Is the 5.5 upper bound passed to the sigmoid function on Lesson 6 a mistake?

virior · May 11, 2021, 6:29am

In this lesson we had a model trying to predict ratings for movies. And the upper bound for the Sigmoid was passed as 5.5, and not 5.

So, this 5.5 intrigued me and I was glad that someone asked about it. About this Jeremy gave the answer that since the Sigmoid only reaches the upper bound at infinity, it would be better to pass it 5.5, since that way it could more easily predict a 5.

Well, I found this answer to be reasonable, but it also made me skeptical. So I went to check and I had better results setting it to 5, not 5.5.

To make sure it was not a fluke, o ran it 10 times each, and had the same result. 5 was better.

Of course it could be a property of that specific model, so I rerun this test for all of the models presented in this lesson (all of the versions of the same model, more correctly saying), and had this result:

Except for the DotProduct model with both decay and bias, the 5 scored better in general, and even in this one it was pretty close (and it did a lot better sometimes).

So do this mean that 5 is better than 5.5, at least for this model in general, and Jeremy made a mistake? Or is this specific version, more complete overall, the best criteria?

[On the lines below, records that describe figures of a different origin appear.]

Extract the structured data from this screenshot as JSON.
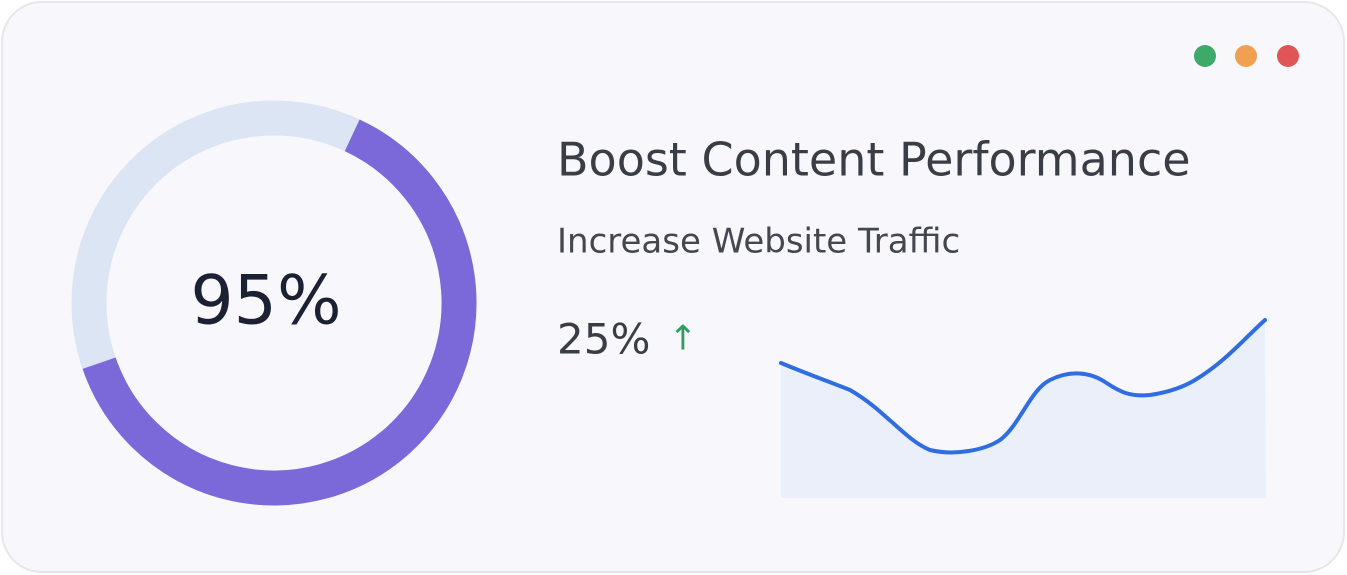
{
  "gauge": {
    "label": "95%"
  },
  "header": {
    "title": "Boost Content Performance",
    "subtitle": "Increase Website Traffic"
  },
  "metric": {
    "value": "25%",
    "arrow": "↑"
  }
}
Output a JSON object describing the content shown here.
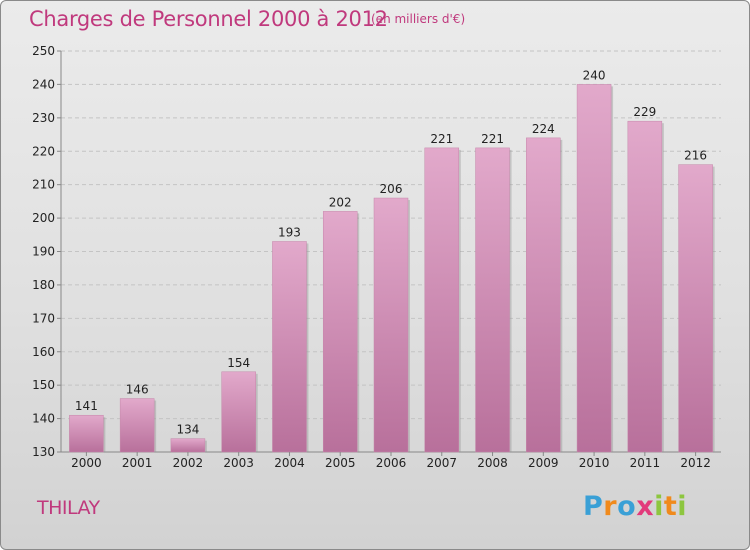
{
  "header": {
    "title": "Charges de Personnel 2000 à 2012",
    "subtitle": "(en milliers d'€)"
  },
  "footer": {
    "place": "THILAY",
    "logo_letters": [
      "P",
      "r",
      "o",
      "x",
      "i",
      "t",
      "i"
    ],
    "logo_colors": [
      "#3aa0d6",
      "#f08a1c",
      "#3aa0d6",
      "#e23a7b",
      "#8dc63f",
      "#f08a1c",
      "#8dc63f"
    ]
  },
  "chart_data": {
    "type": "bar",
    "categories": [
      "2000",
      "2001",
      "2002",
      "2003",
      "2004",
      "2005",
      "2006",
      "2007",
      "2008",
      "2009",
      "2010",
      "2011",
      "2012"
    ],
    "values": [
      141,
      146,
      134,
      154,
      193,
      202,
      206,
      221,
      221,
      224,
      240,
      229,
      216
    ],
    "ylim": [
      130,
      250
    ],
    "yticks": [
      130,
      140,
      150,
      160,
      170,
      180,
      190,
      200,
      210,
      220,
      230,
      240,
      250
    ],
    "grid": true,
    "bar_color": "#d38fb5"
  }
}
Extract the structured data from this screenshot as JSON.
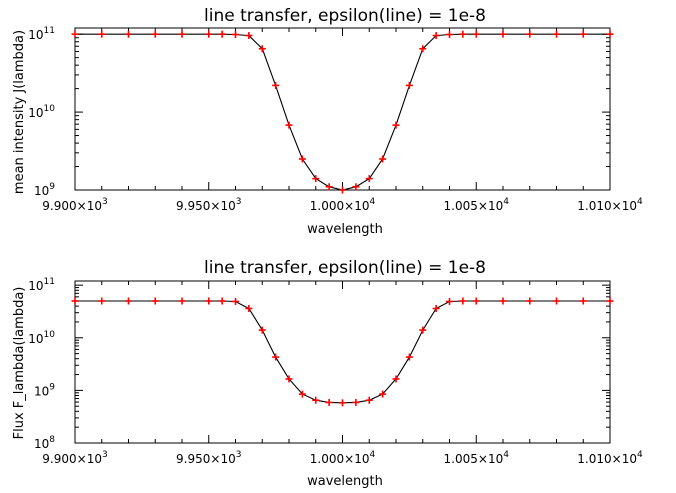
{
  "chart_data": [
    {
      "type": "line",
      "title": "line transfer, epsilon(line) = 1e-8",
      "xlabel": "wavelength",
      "ylabel": "mean intensity J(lambda)",
      "xlim": [
        9900,
        10100
      ],
      "ylim": [
        1000000000.0,
        120000000000.0
      ],
      "yscale": "log",
      "grid": false,
      "xticks": [
        "9.900×10",
        "9.950×10",
        "1.000×10",
        "1.005×10",
        "1.010×10"
      ],
      "xtick_exponents": [
        "3",
        "3",
        "4",
        "4",
        "4"
      ],
      "yticks": [
        "10",
        "10",
        "10"
      ],
      "ytick_exponents": [
        "11",
        "10",
        "9"
      ],
      "series": [
        {
          "color": "#000000",
          "marker": "plus",
          "marker_color": "#ff0000",
          "x": [
            9900,
            9910,
            9920,
            9930,
            9940,
            9950,
            9955,
            9960,
            9965,
            9970,
            9975,
            9980,
            9985,
            9990,
            9995,
            10000,
            10005,
            10010,
            10015,
            10020,
            10025,
            10030,
            10035,
            10040,
            10045,
            10050,
            10060,
            10070,
            10080,
            10090,
            10100
          ],
          "y": [
            100000000000.0,
            100000000000.0,
            100000000000.0,
            100000000000.0,
            100000000000.0,
            100000000000.0,
            100000000000.0,
            99000000000.0,
            96000000000.0,
            65000000000.0,
            22000000000.0,
            6800000000.0,
            2500000000.0,
            1400000000.0,
            1100000000.0,
            1000000000.0,
            1100000000.0,
            1400000000.0,
            2500000000.0,
            6800000000.0,
            22000000000.0,
            65000000000.0,
            96000000000.0,
            99000000000.0,
            100000000000.0,
            100000000000.0,
            100000000000.0,
            100000000000.0,
            100000000000.0,
            100000000000.0,
            100000000000.0
          ]
        }
      ]
    },
    {
      "type": "line",
      "title": "line transfer, epsilon(line) = 1e-8",
      "xlabel": "wavelength",
      "ylabel": "Flux F_lambda(lambda)",
      "xlim": [
        9900,
        10100
      ],
      "ylim": [
        100000000.0,
        120000000000.0
      ],
      "yscale": "log",
      "grid": false,
      "xticks": [
        "9.900×10",
        "9.950×10",
        "1.000×10",
        "1.005×10",
        "1.010×10"
      ],
      "xtick_exponents": [
        "3",
        "3",
        "4",
        "4",
        "4"
      ],
      "yticks": [
        "10",
        "10",
        "10",
        "10"
      ],
      "ytick_exponents": [
        "11",
        "10",
        "9",
        "8"
      ],
      "series": [
        {
          "color": "#000000",
          "marker": "plus",
          "marker_color": "#ff0000",
          "x": [
            9900,
            9910,
            9920,
            9930,
            9940,
            9950,
            9955,
            9960,
            9965,
            9970,
            9975,
            9980,
            9985,
            9990,
            9995,
            10000,
            10005,
            10010,
            10015,
            10020,
            10025,
            10030,
            10035,
            10040,
            10045,
            10050,
            10060,
            10070,
            10080,
            10090,
            10100
          ],
          "y": [
            50000000000.0,
            50000000000.0,
            50000000000.0,
            50000000000.0,
            50000000000.0,
            50000000000.0,
            50000000000.0,
            49000000000.0,
            36000000000.0,
            14000000000.0,
            4300000000.0,
            1650000000.0,
            850000000.0,
            650000000.0,
            590000000.0,
            580000000.0,
            590000000.0,
            650000000.0,
            850000000.0,
            1650000000.0,
            4300000000.0,
            14000000000.0,
            36000000000.0,
            49000000000.0,
            50000000000.0,
            50000000000.0,
            50000000000.0,
            50000000000.0,
            50000000000.0,
            50000000000.0,
            50000000000.0
          ]
        }
      ]
    }
  ]
}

JackByte · May 11, 2021, 7:46pm

Hi @virior,

try to run pd.describe() and check the statistics of rating. My guess would be, that 5.5 works better because 5 star ratings are less common in the data.

Thanks, your question might help me to create a better performing model I’m doing some tabular data right now, and i just used min and max+something for the y_range. But maybe it would be better to ignore outliers (lets say 99% are below <=4.5 then I’d stick with y_range=(0,5).

virior · May 12, 2021, 6:12pm

Well, just ran it and the breakpoint for 5 ratings is .79, so not that uncommon. I probably should take a look at the statistics of the predictions of both models, maybe they’re distributed differently and this is not shown in the error rate. (Say one has more errors at higher ratings and the other has the oposite)

JackByte · May 13, 2021, 7:10pm

Hm… 0.79 meaning 20% are straight 5 star ratings, right?! That would mean that my guess was wrong. Sorry then I actually have no idea why (0,5) os performing better than (0, 5.5).

Please let me know, If you do further investigations in the error distributions.